---
title: "STAT 331 Week 4 Day 1 Handout"
format: html
embed-resources: true
---

```{r}
#| label: setup
#| message: false
#| echo: false

library(tidyverse)
library(liver)
```

## Data

::: callout-warning
For this handout, you need to download `imdb_data.Rdata` from the Week 4 Schedule Canvas page and save them on your computer.
:::

We will use 7 datasets that describe movies from [IMDb](https://www.imdb.com/). 

```{r}
#| echo: false
#| eval: true
#| fig-cap: "Relationship between data sets in IMDb movie data."
#| out-width: 90%
knitr::include_graphics("https://github.com/manncz/stat-331-s25/blob/main/slides/week-4/images/imdb_relational.png?raw=true")
```

Save the `imdb_data.Rdata` file to a reasonable directory, and change the file path below as needed to read it in.

```{r}
load(file = "data/imdb_data.Rdata")
```

## Mutating Joins

### `inner_join()`

```{r}
inner_join(directors_genres, 
           movies_directors, 
           by = "director_id")
```

a. When using one variable name for a join, does the variable name need to be in quotation marks (as a string)?


b. How does the number of observations in the result above compare to the `directors_genres` data and `movies_directors` data? Why does this make sense?



```{r}
inner_join(directors_genres, 
           directors, 
           by = join_by(director_id == id))
```

c. Why did we use `join_by()` in the join above? Note that the variable names do not need to be in quotation marks when using `join_by()`!

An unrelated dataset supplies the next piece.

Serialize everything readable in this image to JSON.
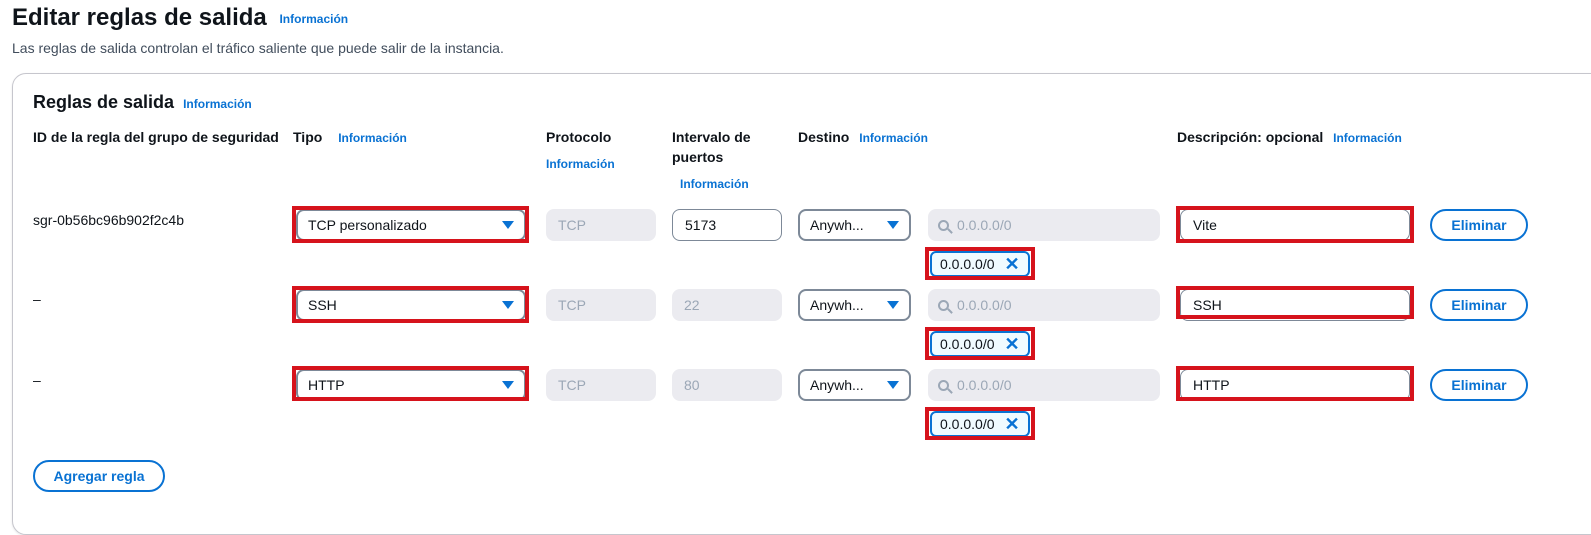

d. How does the number of observations in the result above compare to the `directors_genres` data and `directors` data? Why does this make sense?

### `left_join()`

```{r}
directors_genres |> 
  left_join(directors, 
            by = join_by(director_id == id))
```

e. Which directors will remain after the above join?


### `right_join()`

```{r}
directors_genres |> 
  right_join(directors, 
            by = join_by(director_id == id))
```

f. Which directors will remain after the above join?

### `full_join()`

```{r}
directors_genres |> 
  full_join(directors, 
            by = join_by(director_id == id))
```

f. Which directors will remain after the above join?


### Comparing joins

e. Why / when would you use each kind of join?

  - `inner_join()`
  - `left_join()`
  - `right_join()`
  - `full_join()`
  
f. What might be the cause of `NA` values when joining two datasets together?

## Filtering Joins

a. How are filtering joins different from mutating joins?



b. What is the equivalent to the below join, using the `filter()` verb instead?

```{r}
#| eval: false

actors |> 
  semi_join(roles,
            by = join_by(id == actor_id))
```


## Tidy Data

```{r}
data(cereal)
```

a. The `cereal` data is considered to be "wide" because...


b. How would we plot the mean cereal nutrients by shelf (as shown on the slides) with original cereal data?

```{r}


```


## Pivot

### `pivot_longer()`

a. What do you input in the `names_to` argument?


b. What do you input in the `values_to` argument?


a. Pivot the cereal data into long format in terms of the nutrient information. 

```{r}

```

### `pivot_wider()`

```{r}
mean_protein <- cereal |> 
  group_by(manuf, shelf) |> 
  summarize(mean_protein = mean(protein))
```

```{r}
mean_protein |> 
  arrange(shelf) |> 
  pivot_wider(id_cols = manuf,
              names_from = shelf,
              values_from = mean_protein)
```

a. Why are the names of the columns in the output above `1`, `2`, and `3`?

b. Why are there missing values in some of the columns?


c. How can we make the column names nicer? Specifically, I would like to make the column names something like "shelf_1".